Dolutegravir is a second-generation INSTI that preferentially blocks the strand transfer step during the viral integration process. Dolutegravir’s favorable and predicable pharmacokinetic profile offers several clinical advantages over currently marketed INSTIs. The lack of an effect on drug transporters and CYP enzymes is of value for an HIV infected population requiring poly-pharmacy. Additionally, the drug exposure achieved by once daily dolutegravir dosing negates the need for a concomitant pharmacokinetic enhancing agent (such as ritonavir or cobicistat), which also minimizes drug interaction potential.

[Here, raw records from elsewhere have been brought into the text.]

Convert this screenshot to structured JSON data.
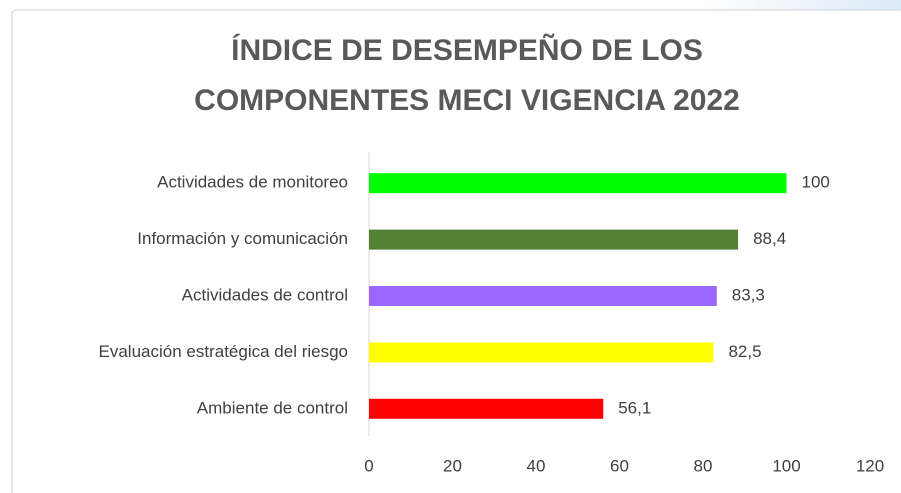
{
  "chart_data": {
    "type": "bar",
    "orientation": "horizontal",
    "title": [
      "ÍNDICE DE DESEMPEÑO DE LOS",
      "COMPONENTES MECI VIGENCIA 2022"
    ],
    "categories": [
      "Actividades de monitoreo",
      "Información y comunicación",
      "Actividades de control",
      "Evaluación estratégica del riesgo",
      "Ambiente de control"
    ],
    "values": [
      100,
      88.4,
      83.3,
      82.5,
      56.1
    ],
    "value_labels": [
      "100",
      "88,4",
      "83,3",
      "82,5",
      "56,1"
    ],
    "colors": [
      "#00ff00",
      "#548235",
      "#9966ff",
      "#ffff00",
      "#ff0000"
    ],
    "xlim": [
      0,
      120
    ],
    "xticks": [
      0,
      20,
      40,
      60,
      80,
      100,
      120
    ],
    "grid": false
  }
}
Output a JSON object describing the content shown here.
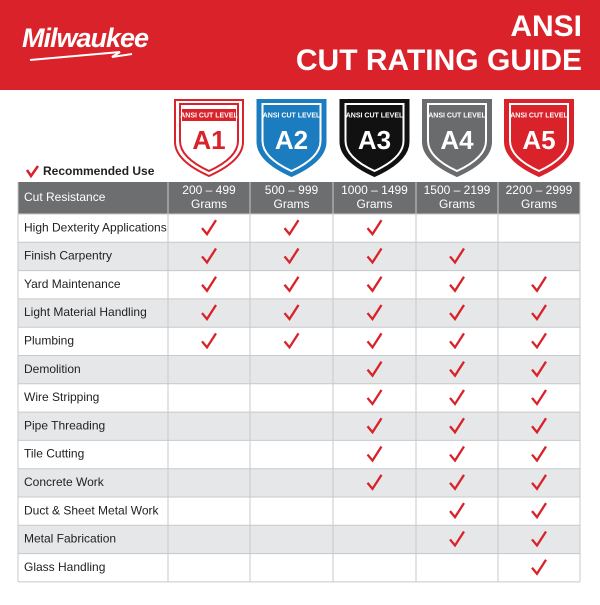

Dolutegravir also has a favorable safety profile with nausea, headache, and diarrhea being seen in <20% of patients. Dolutegravir has potent antiretroviral activity in both ARV-naïve and experienced patients, including those with first generation INSTI resistance mutations. With its potent activity, tolerability, ease of dosing, and minimal drug interaction profile, dolutegravir is poised to become one of the key components in the treatment of HIV infection.